Locoregionally administered B7-H3-targeted CAR T cells for treatment of atypical teratoid/rhabdoid tumors. [2022]Atypical teratoid/rhabdoid tumors (ATRTs) typically arise in the central nervous system (CNS) of children under 3 years of age. Despite intensive multimodal therapy (surgery, chemotherapy and, if age permits, radiotherapy), median survival is 17 months1,2. We show that ATRTs robustly express B7-H3/CD276 that does not result from the inactivating mutations in SMARCB1 (refs. 3,4), which drive oncogenesis in ATRT, but requires residual SWItch/Sucrose Non-Fermentable (SWI/SNF) activity mediated by BRG1/SMARCA4. Consistent with the embryonic origin of ATRT5,6, B7-H3 is highly expressed on the prenatal, but not postnatal, brain.
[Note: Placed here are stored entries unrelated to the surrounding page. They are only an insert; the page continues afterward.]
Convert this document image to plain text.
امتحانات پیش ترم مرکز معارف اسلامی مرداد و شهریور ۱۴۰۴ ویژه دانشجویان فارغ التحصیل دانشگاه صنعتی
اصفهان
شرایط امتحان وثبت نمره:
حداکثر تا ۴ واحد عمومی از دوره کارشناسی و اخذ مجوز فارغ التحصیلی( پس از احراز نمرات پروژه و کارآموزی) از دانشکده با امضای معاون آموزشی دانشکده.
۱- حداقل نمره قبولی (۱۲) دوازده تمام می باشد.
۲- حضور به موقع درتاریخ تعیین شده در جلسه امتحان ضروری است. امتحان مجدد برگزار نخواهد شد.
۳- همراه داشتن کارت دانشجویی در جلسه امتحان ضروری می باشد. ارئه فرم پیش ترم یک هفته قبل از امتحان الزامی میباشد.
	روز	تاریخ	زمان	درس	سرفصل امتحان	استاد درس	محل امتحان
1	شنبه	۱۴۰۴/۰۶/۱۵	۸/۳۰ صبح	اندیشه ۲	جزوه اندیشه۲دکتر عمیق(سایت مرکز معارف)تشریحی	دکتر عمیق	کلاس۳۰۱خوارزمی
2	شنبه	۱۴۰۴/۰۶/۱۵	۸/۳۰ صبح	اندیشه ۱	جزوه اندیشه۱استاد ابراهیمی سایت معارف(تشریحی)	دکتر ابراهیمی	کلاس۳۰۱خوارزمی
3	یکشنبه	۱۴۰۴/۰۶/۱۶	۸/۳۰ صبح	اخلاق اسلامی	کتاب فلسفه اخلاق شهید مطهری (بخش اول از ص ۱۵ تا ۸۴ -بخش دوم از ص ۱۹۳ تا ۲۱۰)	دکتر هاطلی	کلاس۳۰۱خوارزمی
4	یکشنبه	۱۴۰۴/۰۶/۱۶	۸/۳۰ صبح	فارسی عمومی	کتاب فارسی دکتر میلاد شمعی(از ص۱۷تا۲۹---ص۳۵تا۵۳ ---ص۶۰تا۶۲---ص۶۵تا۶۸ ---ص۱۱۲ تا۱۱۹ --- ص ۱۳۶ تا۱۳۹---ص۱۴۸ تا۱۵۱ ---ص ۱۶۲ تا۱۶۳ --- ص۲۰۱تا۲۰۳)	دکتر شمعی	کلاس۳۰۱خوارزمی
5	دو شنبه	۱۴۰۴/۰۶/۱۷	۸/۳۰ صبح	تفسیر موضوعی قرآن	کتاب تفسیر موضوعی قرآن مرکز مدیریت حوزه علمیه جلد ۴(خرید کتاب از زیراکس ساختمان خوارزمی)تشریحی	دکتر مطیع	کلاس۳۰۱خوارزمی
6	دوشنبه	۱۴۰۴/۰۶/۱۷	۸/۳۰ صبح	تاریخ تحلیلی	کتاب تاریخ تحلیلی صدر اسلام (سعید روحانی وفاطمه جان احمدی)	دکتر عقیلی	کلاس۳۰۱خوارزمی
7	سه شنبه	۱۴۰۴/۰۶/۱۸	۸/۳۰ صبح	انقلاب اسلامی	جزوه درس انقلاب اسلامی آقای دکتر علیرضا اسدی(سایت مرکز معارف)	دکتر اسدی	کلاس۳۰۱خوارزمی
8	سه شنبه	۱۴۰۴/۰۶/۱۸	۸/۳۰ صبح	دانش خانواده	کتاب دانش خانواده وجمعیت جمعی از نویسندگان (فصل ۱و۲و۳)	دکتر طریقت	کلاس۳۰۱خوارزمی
B7-H3.BB.z-chimeric antigen receptor (CAR) T cells administered intracerebroventricularly or intratumorally mediate potent antitumor effects against cerebral ATRT xenografts in mice, with faster kinetics, greater potency and reduced systemic levels of inflammatory cytokines compared to CAR T cells administered intravenously. CAR T cells administered ICV also traffic from the CNS into the periphery; following clearance of ATRT xenografts, B7-H3.BB.z-CAR T cells administered intracerebroventricularly or intravenously mediate antigen-specific protection from tumor rechallenge, both in the brain and periphery. These results identify B7-H3 as a compelling therapeutic target for this largely incurable pediatric tumor and demonstrate important advantages of locoregional compared to systemic delivery of CAR T cells for the treatment of CNS malignancies.